Given a paired video-text input, we randomly replace the paired video with a different video with the probability of 0.5 and ask the model to distinguish them. For the cls token of the last block, a single linear layer VTM head projects tokens to logits over binary class.
给定成对的视频文本输入，我们以 0.5 的概率（一半数量的正样本，一半负样本） 将成对的视频随机替换为不同的视频，并要求模型区分它们。对于最后一个 block 的 cls token，使用 单个线性层 VTM 头将令牌投射到二进制类上的 logits
使用 负对数似然（negative log-likelihood loss） 来计算 loss

具体的 Match Head 结构如下：

class vtmHead(nn.Module):
  def __init__(self, hidden_size):
      super().__init__()
      self.fc = nn.Linear(hidden_size, 2)
    
  def forward(self, x):
      x = self.fc(x)
      return x
    
def init_weights(module):
    if isinstance(module, (nn.Linear, nn.Embedding)):
        module.weight.data.normal_(mean=0.0, std=0.02)
    elif isinstance(module, nn.LayerNorm):
        module.bias.data.zero_()
        module.weight.data.fill_(1.0)
    
    if isinstance(module, nn.Linear) and module.bias is not None:
        module.bias.data.zero_()
    
vtm_score = vtmHead(hidden_size=768)
vtm_score.apply(init_weights)

Prompt Tuning

peft’s prompt tuning

参考：https://github.com/huggingface/peft 的 src/peft/tuners/prompt_tuning.py

soft prompt tuning

参考：https://github.com/kipgparker/soft-prompt-tuning

soft prompt tuning 示意图

定义 Soft Learnable Embedding：

import torch
import torch.nn as nn

class SoftEmbedding(nn.Module):
  def __init__(self, 
              wte: nn.Embedding,
              n_tokens: int = 10, 
              random_range: float = 0.5,
              initialize_from_vocab: bool = True):
      """appends learned embedding to 

      Args:
          wte (nn.Embedding): original transformer word embedding
          n_tokens (int, optional): number of tokens for task. Defaults to 10.
          random_range (float, optional): range to init embedding (if not initialize from vocab). Defaults to 0.5.
          initialize_from_vocab (bool, optional): initalizes from default vocab.

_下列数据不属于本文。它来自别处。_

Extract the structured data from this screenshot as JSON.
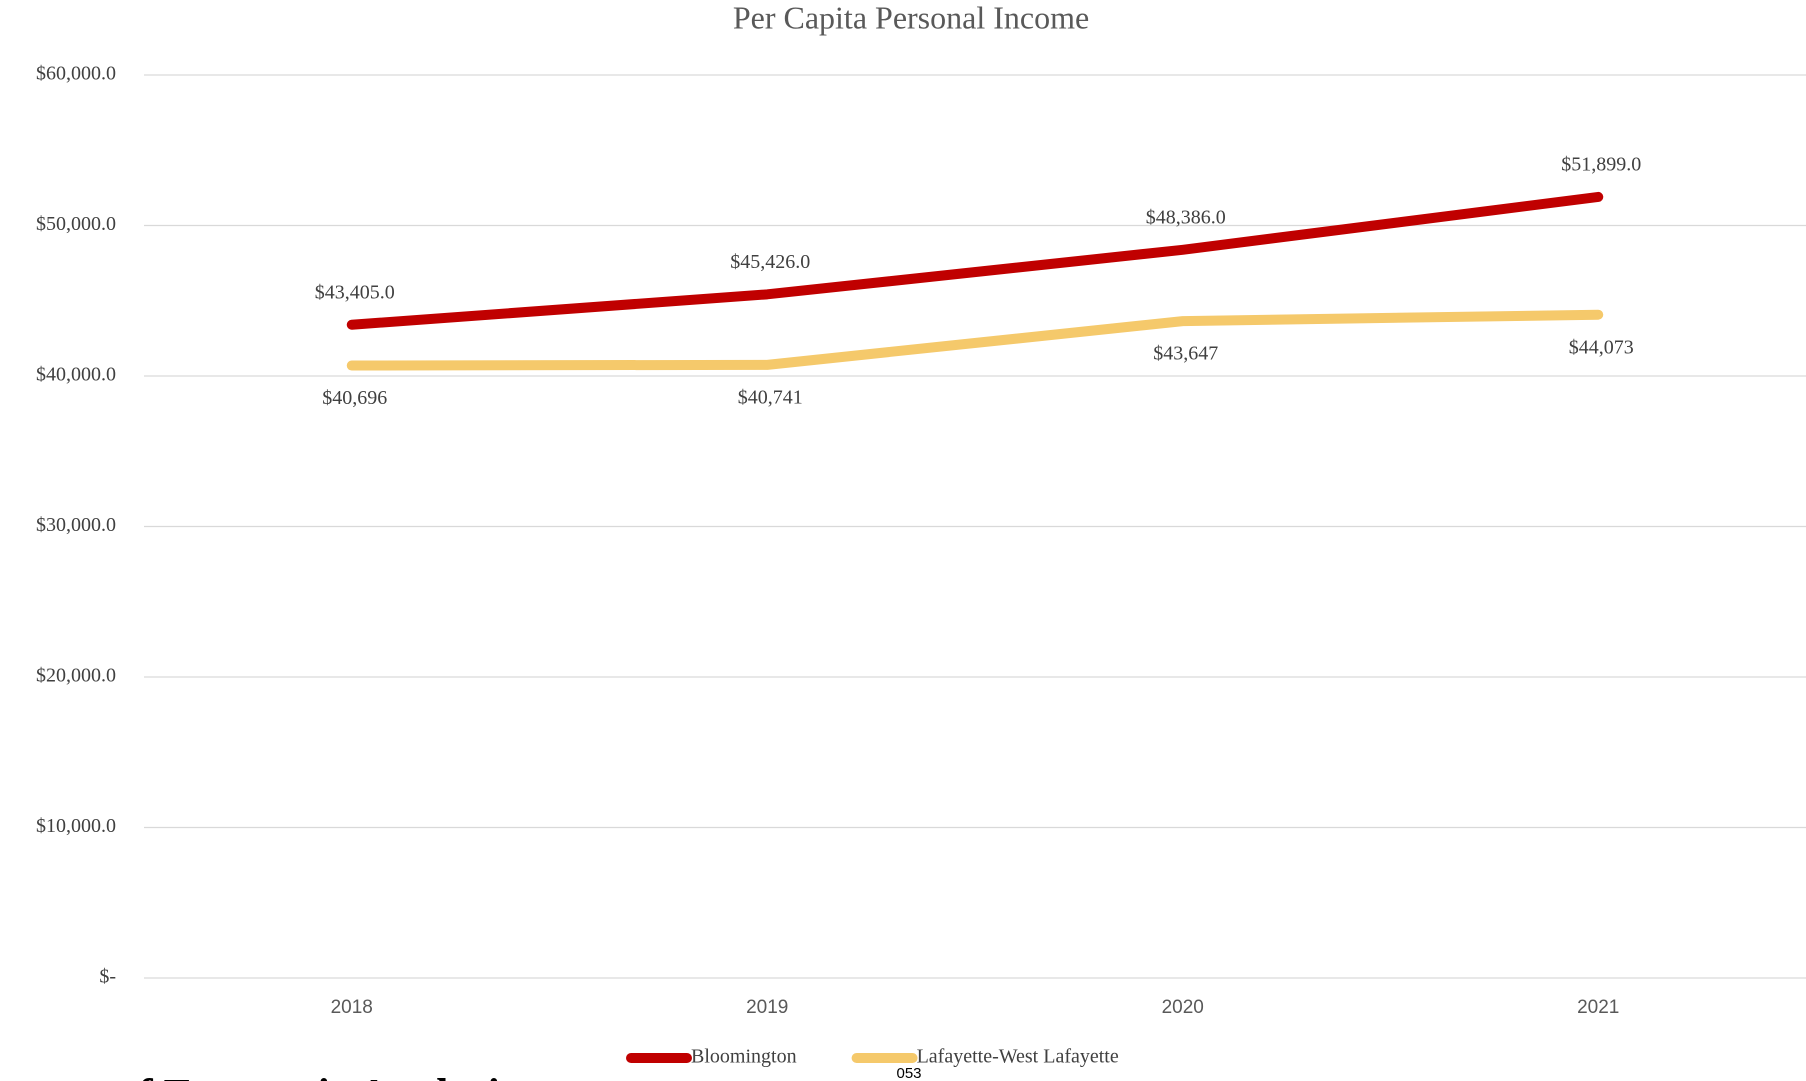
{
  "chart_data": {
    "type": "line",
    "title": "Per Capita Personal Income",
    "categories": [
      "2018",
      "2019",
      "2020",
      "2021"
    ],
    "series": [
      {
        "name": "Bloomington",
        "color": "#c00000",
        "values": [
          43405,
          45426,
          48386,
          51899
        ],
        "value_labels": [
          "$43,405.0",
          "$45,426.0",
          "$48,386.0",
          "$51,899.0"
        ]
      },
      {
        "name": "Lafayette-West Lafayette",
        "color": "#f5c96b",
        "values": [
          40696,
          40741,
          43647,
          44073
        ],
        "value_labels": [
          "$40,696",
          "$40,741",
          "$43,647",
          "$44,073"
        ]
      }
    ],
    "ylim": [
      0,
      60000
    ],
    "yticks": [
      {
        "value": 0,
        "label": "$-"
      },
      {
        "value": 10000,
        "label": "$10,000.0"
      },
      {
        "value": 20000,
        "label": "$20,000.0"
      },
      {
        "value": 30000,
        "label": "$30,000.0"
      },
      {
        "value": 40000,
        "label": "$40,000.0"
      },
      {
        "value": 50000,
        "label": "$50,000.0"
      },
      {
        "value": 60000,
        "label": "$60,000.0"
      }
    ],
    "grid": true,
    "legend": "bottom",
    "annotations": [
      "f Economic Analysis",
      "053"
    ]
  }
}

Defaults to True.
      """
      super(SoftEmbedding, self).__init__()
      self.wte = wte
      self.n_tokens = n_tokens
      self.learned_embedding = nn.parameter.Parameter(
        self.initialize_embedding(wte,
                                  n_tokens, 
                                  random_range, 
                                  initialize_from_vocab
        )
      )
          
  def initialize_embedding(self, 
                            wte: nn.Embedding,
                            n_tokens: int = 10, 
                            random_range: float = 0.5, 
                            initialize_from_vocab: bool = True):
      """initializes learned embedding

      Args:
          same as __init__

      Returns:
          torch.float: initialized using original schemes
      """
      if initialize_from_vocab:
          return self.wte.weight[:n_tokens].clone().detach()
      return torch.FloatTensor(n_tokens, wte.weight.size(1)).uniform_(-random_range, random_range)
          
  def forward(self, tokens):
      """run forward pass

      Args:
          tokens (torch.long): input tokens before encoding

      Returns:
          torch.float: encoding of text concatenated with learned task specifc embedding
      """
      input_embedding = self.wte(tokens[:, self.n_tokens:])
      learned_embedding = self.learned_embedding.repeat(input_embedding.size(0), 1, 1)
      return torch.cat([learned_embedding, input_embedding], 1)

简单测试：

from transformers import GPT2LMHeadModel, GPT2TokenizerFast
import torch
import torch.nn as nn

n_tokens = 20 # 可学习的 token 长度
initialize_from_vocab = True # 使用预训练模型的 token embedding 进行初始化

tokenizer = GPT2TokenizerFast.from_pretrained("gpt2")
model = GPT2LMHeadModel.from_pretrained('gpt2')

s_wte = SoftEmbedding(
          model.get_input_embeddings(), 
          n_tokens=n_tokens,
          initialize_from_vocab=initialize_from_vocab
)

# 重新设置模型的 input embedding
model.set_input_embeddings(s_wte)

前向过程：

对于 soft prompt 的 input_ids，可以使用 vocab_size - 1 或者 pad_token 进行填充，还可以使用 init_text 对应的 input_ids 进行填充（例如 huggingface peft 中对 prompt tuning 的定义）

inputs = tokenizer("May the force be", return_tensors="pt")
print(inputs['input_ids'].shape) # [1, 4]
print(inputs['attention_mask'].shape) # [1, 4]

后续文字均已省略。